While bar charts, line graphs and simple numbers are hardly capable of providing the defining answer to many economic, social and political questions, they are certainly a good way of obtaining a general overview of any particular subject.
Each month the Business Supplement will look into a brace of statistical information and provide readers with what we consider to be the central elements of these figures.
Connectivity and social media usage
According to We Are Social and Hootsuite, of the 7.6 billion people on the planet more than four billion are using the internet while some 66 percent have a mobile phone. Over three billion people engage in social media, nine out of 10 on mobile devices.

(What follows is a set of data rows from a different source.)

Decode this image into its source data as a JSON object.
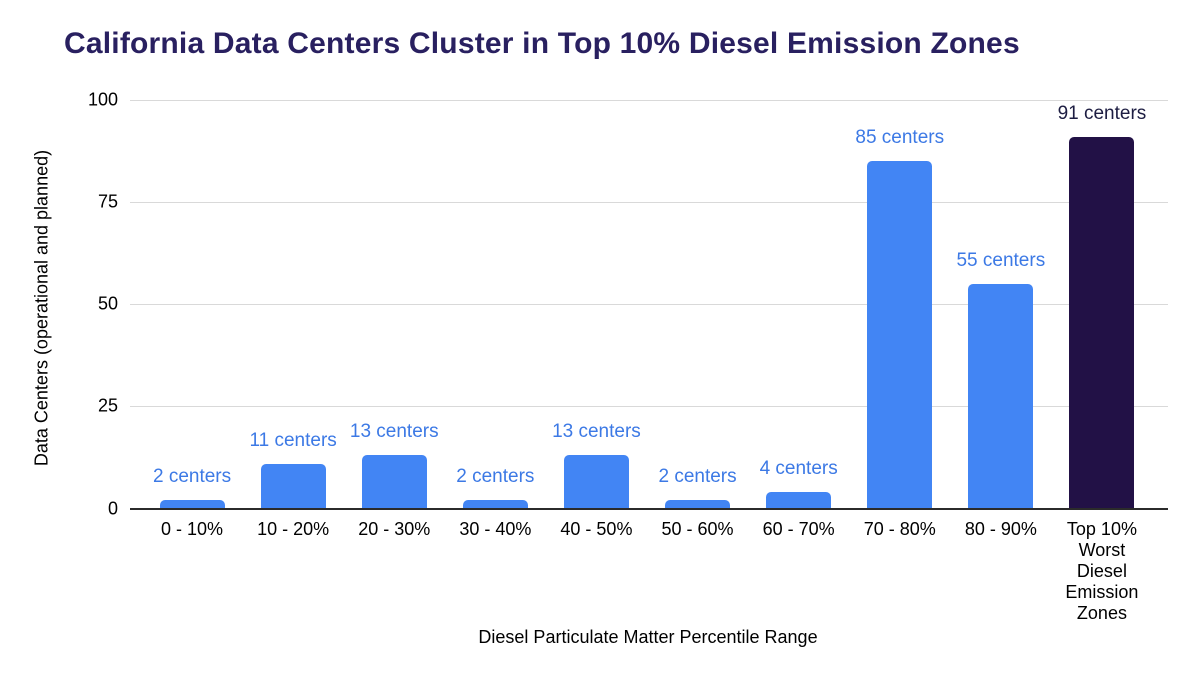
{
  "title": "California Data Centers Cluster in Top 10% Diesel Emission Zones",
  "colors": {
    "title": "#292060",
    "bar": "#4285F4",
    "bar_highlight": "#221146",
    "value_label": "#3c79e5",
    "value_label_highlight": "#1d1d42",
    "gridline": "#d9d9d9",
    "axis_line": "#2b2b2b",
    "tick_text": "#000000"
  },
  "chart_data": {
    "type": "bar",
    "title": "California Data Centers Cluster in Top 10% Diesel Emission Zones",
    "xlabel": "Diesel Particulate Matter Percentile Range",
    "ylabel": "Data Centers (operational and planned)",
    "ylim": [
      0,
      100
    ],
    "yticks": [
      0,
      25,
      50,
      75,
      100
    ],
    "grid": true,
    "legend": "none",
    "categories": [
      "0 - 10%",
      "10 - 20%",
      "20 - 30%",
      "30 - 40%",
      "40 - 50%",
      "50 - 60%",
      "60 - 70%",
      "70 - 80%",
      "80 - 90%",
      "Top 10% Worst Diesel Emission Zones"
    ],
    "values": [
      2,
      11,
      13,
      2,
      13,
      2,
      4,
      85,
      55,
      91
    ],
    "bar_labels": [
      "2 centers",
      "11 centers",
      "13 centers",
      "2 centers",
      "13 centers",
      "2 centers",
      "4 centers",
      "85 centers",
      "55 centers",
      "91 centers"
    ],
    "highlight_index": 9
  }
}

For Thailand, it is estimated that 51 million (out of a population of 69 million) are social media users with annual user growth running at around 11 percent. A regular user is somebody who claims they engage on a social media platform such as Facebook or Instagram at least once a day on average.
By comparison with its neighbours in Asean, social media growth in Indonesia is growing at 23 percent per year while Vietnam is growing at 20 percent, the Philippines at 12 percent and Malaysia and Singapore at nine percent each.

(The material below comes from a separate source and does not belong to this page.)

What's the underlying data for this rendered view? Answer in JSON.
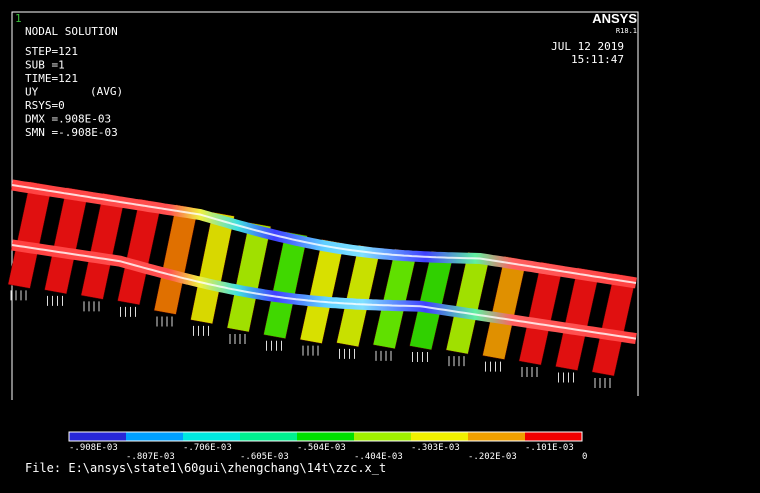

Pollution remains a serious challenge in urban centres in Asia
According to statistical evidence collated from a number of sources, air pollution in urban areas, based on the annual output of carbon dioxide, places Thailand in 18th position out of a basket of 20 countries in Asia.
At first this may be pleasing, but in fact all 20 countries have what the World Health Organisation (WHO) considers serious pollution problems. Myanmar topped the table with a pollution reading index of 93.03. Thailand’s index rating was 72.86, marginally worse than the Philippines (72.55) but better than Vietnam (88.10) and Cambodia (79.41).

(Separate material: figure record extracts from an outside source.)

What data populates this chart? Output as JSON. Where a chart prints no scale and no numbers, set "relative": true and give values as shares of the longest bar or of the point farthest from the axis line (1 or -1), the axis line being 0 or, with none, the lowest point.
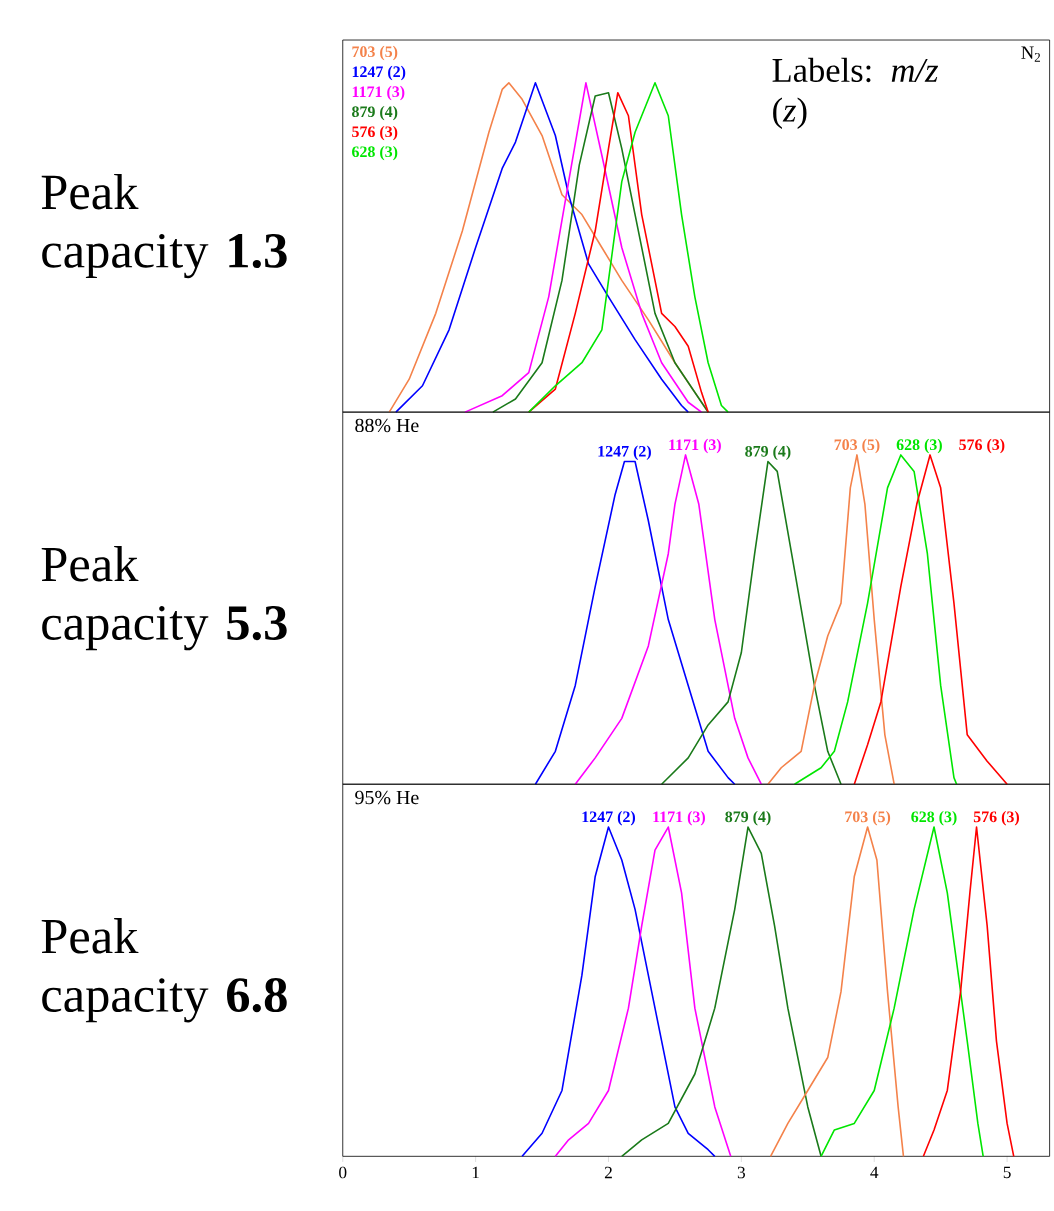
{
  "chart_data": [
    {
      "type": "line",
      "title": "Peak capacity **1.3**",
      "relative": true,
      "xlim": [
        0,
        5.32
      ],
      "tick_labels": false,
      "legend": "top left",
      "marker": "none",
      "line_style": "solid",
      "annotations": [
        "Labels: *m/z* (*z*)",
        "N$_{2}$"
      ],
      "series": [
        {
          "name": "703 (5)",
          "color": "#f4824a",
          "x": [
            0.35,
            0.5,
            0.7,
            0.9,
            1.0,
            1.1,
            1.2,
            1.25,
            1.35,
            1.5,
            1.65,
            1.8,
            1.95,
            2.1,
            2.3,
            2.5,
            2.65,
            2.75
          ],
          "values": [
            0,
            0.1,
            0.3,
            0.55,
            0.7,
            0.85,
            0.98,
            1.0,
            0.95,
            0.84,
            0.66,
            0.6,
            0.5,
            0.4,
            0.28,
            0.15,
            0.06,
            0
          ]
        },
        {
          "name": "1247 (2)",
          "color": "#0000ff",
          "x": [
            0.4,
            0.6,
            0.8,
            1.0,
            1.2,
            1.3,
            1.45,
            1.6,
            1.7,
            1.85,
            2.0,
            2.2,
            2.4,
            2.55,
            2.6
          ],
          "values": [
            0,
            0.08,
            0.25,
            0.5,
            0.74,
            0.82,
            1.0,
            0.84,
            0.66,
            0.45,
            0.35,
            0.22,
            0.1,
            0.02,
            0
          ]
        },
        {
          "name": "1171 (3)",
          "color": "#ff00ff",
          "x": [
            0.92,
            1.2,
            1.4,
            1.55,
            1.7,
            1.83,
            1.95,
            2.1,
            2.25,
            2.4,
            2.6,
            2.7
          ],
          "values": [
            0,
            0.05,
            0.12,
            0.35,
            0.7,
            1.0,
            0.78,
            0.5,
            0.3,
            0.15,
            0.03,
            0
          ]
        },
        {
          "name": "879 (4)",
          "color": "#1a7a1a",
          "x": [
            1.13,
            1.3,
            1.5,
            1.65,
            1.78,
            1.9,
            2.0,
            2.1,
            2.2,
            2.35,
            2.5,
            2.7,
            2.75
          ],
          "values": [
            0,
            0.04,
            0.15,
            0.4,
            0.75,
            0.96,
            0.97,
            0.8,
            0.6,
            0.3,
            0.15,
            0.03,
            0
          ]
        },
        {
          "name": "576 (3)",
          "color": "#ff0000",
          "x": [
            1.4,
            1.6,
            1.75,
            1.9,
            2.0,
            2.07,
            2.15,
            2.25,
            2.4,
            2.5,
            2.6,
            2.7,
            2.75
          ],
          "values": [
            0,
            0.07,
            0.3,
            0.55,
            0.8,
            0.97,
            0.9,
            0.6,
            0.3,
            0.26,
            0.2,
            0.06,
            0
          ]
        },
        {
          "name": "628 (3)",
          "color": "#00e600",
          "x": [
            1.4,
            1.6,
            1.8,
            1.95,
            2.0,
            2.1,
            2.2,
            2.35,
            2.45,
            2.55,
            2.65,
            2.75,
            2.85,
            2.9
          ],
          "values": [
            0,
            0.08,
            0.15,
            0.25,
            0.4,
            0.7,
            0.85,
            1.0,
            0.9,
            0.6,
            0.35,
            0.15,
            0.02,
            0
          ]
        }
      ]
    },
    {
      "type": "line",
      "title": "Peak capacity **5.3**",
      "relative": true,
      "xlim": [
        0,
        5.32
      ],
      "tick_labels": false,
      "marker": "none",
      "line_style": "solid",
      "annotations": [
        "88% He"
      ],
      "series": [
        {
          "name": "1247 (2)",
          "color": "#0000ff",
          "x": [
            1.45,
            1.6,
            1.75,
            1.9,
            2.05,
            2.12,
            2.2,
            2.3,
            2.45,
            2.6,
            2.75,
            2.9,
            2.95
          ],
          "values": [
            0,
            0.1,
            0.3,
            0.6,
            0.88,
            0.98,
            0.98,
            0.8,
            0.5,
            0.3,
            0.1,
            0.02,
            0
          ]
        },
        {
          "name": "1171 (3)",
          "color": "#ff00ff",
          "x": [
            1.75,
            1.9,
            2.1,
            2.3,
            2.45,
            2.5,
            2.58,
            2.68,
            2.8,
            2.95,
            3.05,
            3.15
          ],
          "values": [
            0,
            0.08,
            0.2,
            0.42,
            0.7,
            0.85,
            1.0,
            0.85,
            0.5,
            0.2,
            0.08,
            0
          ]
        },
        {
          "name": "879 (4)",
          "color": "#1a7a1a",
          "x": [
            2.4,
            2.6,
            2.75,
            2.9,
            3.0,
            3.1,
            3.2,
            3.27,
            3.4,
            3.55,
            3.65,
            3.75
          ],
          "values": [
            0,
            0.08,
            0.18,
            0.25,
            0.4,
            0.7,
            0.98,
            0.95,
            0.65,
            0.3,
            0.1,
            0
          ]
        },
        {
          "name": "703 (5)",
          "color": "#f4824a",
          "x": [
            3.2,
            3.3,
            3.45,
            3.55,
            3.65,
            3.75,
            3.82,
            3.87,
            3.93,
            4.0,
            4.08,
            4.15
          ],
          "values": [
            0,
            0.05,
            0.1,
            0.3,
            0.45,
            0.55,
            0.9,
            1.0,
            0.85,
            0.5,
            0.15,
            0
          ]
        },
        {
          "name": "628 (3)",
          "color": "#00e600",
          "x": [
            3.4,
            3.6,
            3.7,
            3.8,
            3.95,
            4.1,
            4.2,
            4.3,
            4.4,
            4.5,
            4.6,
            4.62
          ],
          "values": [
            0,
            0.05,
            0.1,
            0.25,
            0.55,
            0.9,
            1.0,
            0.95,
            0.7,
            0.3,
            0.02,
            0
          ]
        },
        {
          "name": "576 (3)",
          "color": "#ff0000",
          "x": [
            3.85,
            3.95,
            4.05,
            4.2,
            4.32,
            4.42,
            4.5,
            4.6,
            4.7,
            4.85,
            5.0
          ],
          "values": [
            0,
            0.12,
            0.25,
            0.6,
            0.85,
            1.0,
            0.9,
            0.55,
            0.15,
            0.07,
            0
          ]
        }
      ]
    },
    {
      "type": "line",
      "title": "Peak capacity **6.8**",
      "relative": true,
      "xlim": [
        0,
        5.32
      ],
      "xticks": [
        0,
        1,
        2,
        3,
        4,
        5
      ],
      "tick_labels": "x",
      "marker": "none",
      "line_style": "solid",
      "annotations": [
        "95% He"
      ],
      "series": [
        {
          "name": "1247 (2)",
          "color": "#0000ff",
          "x": [
            1.35,
            1.5,
            1.65,
            1.8,
            1.9,
            2.0,
            2.1,
            2.2,
            2.35,
            2.5,
            2.6,
            2.75,
            2.8
          ],
          "values": [
            0,
            0.07,
            0.2,
            0.55,
            0.85,
            1.0,
            0.9,
            0.75,
            0.45,
            0.15,
            0.07,
            0.02,
            0
          ]
        },
        {
          "name": "1171 (3)",
          "color": "#ff00ff",
          "x": [
            1.6,
            1.7,
            1.85,
            2.0,
            2.15,
            2.25,
            2.35,
            2.45,
            2.55,
            2.65,
            2.8,
            2.92
          ],
          "values": [
            0,
            0.05,
            0.1,
            0.2,
            0.45,
            0.7,
            0.93,
            1.0,
            0.8,
            0.45,
            0.15,
            0
          ]
        },
        {
          "name": "879 (4)",
          "color": "#1a7a1a",
          "x": [
            2.1,
            2.25,
            2.45,
            2.65,
            2.8,
            2.95,
            3.05,
            3.15,
            3.25,
            3.35,
            3.5,
            3.6
          ],
          "values": [
            0,
            0.05,
            0.1,
            0.25,
            0.45,
            0.75,
            1.0,
            0.92,
            0.7,
            0.45,
            0.15,
            0
          ]
        },
        {
          "name": "703 (5)",
          "color": "#f4824a",
          "x": [
            3.22,
            3.35,
            3.5,
            3.65,
            3.75,
            3.85,
            3.95,
            4.02,
            4.1,
            4.18,
            4.22
          ],
          "values": [
            0,
            0.1,
            0.2,
            0.3,
            0.5,
            0.85,
            1.0,
            0.9,
            0.5,
            0.15,
            0
          ]
        },
        {
          "name": "628 (3)",
          "color": "#00e600",
          "x": [
            3.6,
            3.7,
            3.85,
            4.0,
            4.15,
            4.3,
            4.45,
            4.55,
            4.7,
            4.78,
            4.82
          ],
          "values": [
            0,
            0.08,
            0.1,
            0.2,
            0.45,
            0.75,
            1.0,
            0.8,
            0.35,
            0.1,
            0
          ]
        },
        {
          "name": "576 (3)",
          "color": "#ff0000",
          "x": [
            4.37,
            4.45,
            4.55,
            4.65,
            4.72,
            4.77,
            4.85,
            4.92,
            5.0,
            5.05
          ],
          "values": [
            0,
            0.08,
            0.2,
            0.5,
            0.8,
            1.0,
            0.7,
            0.35,
            0.1,
            0
          ]
        }
      ]
    }
  ]
}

A reading of 53 or above is considered dangerous to health and it is recommended people refrain from all outdoor exertion. So, pounding the pavements (where they exist) in Bangkok is not considered a very sensible idea.
Locked up in Thailand
Recent statistical information from sources such as World Prison Brief and the Institute for Criminal Policy Research (ICPR), has placed Thailand as the number one country in Asia for incarcerating its citizens.
In what is a sad indictment, Thailand averages 476 people per 100,000 of the population doing time in prison. In real numbers there were over 322,000 people in 144 prisons, which only have an official capacity of 217,000.
Thailand’s numbers far outnumber the next highest country in Asean, that being Singapore with 213 people per 100,000 in the ‘clink’. The Philippines has 172 per 100,000 in jail ahead of Malaysia with 167, Cambodia 159, Myanmar 145, Vietnam 122, Laos 119 and Indonesia 89.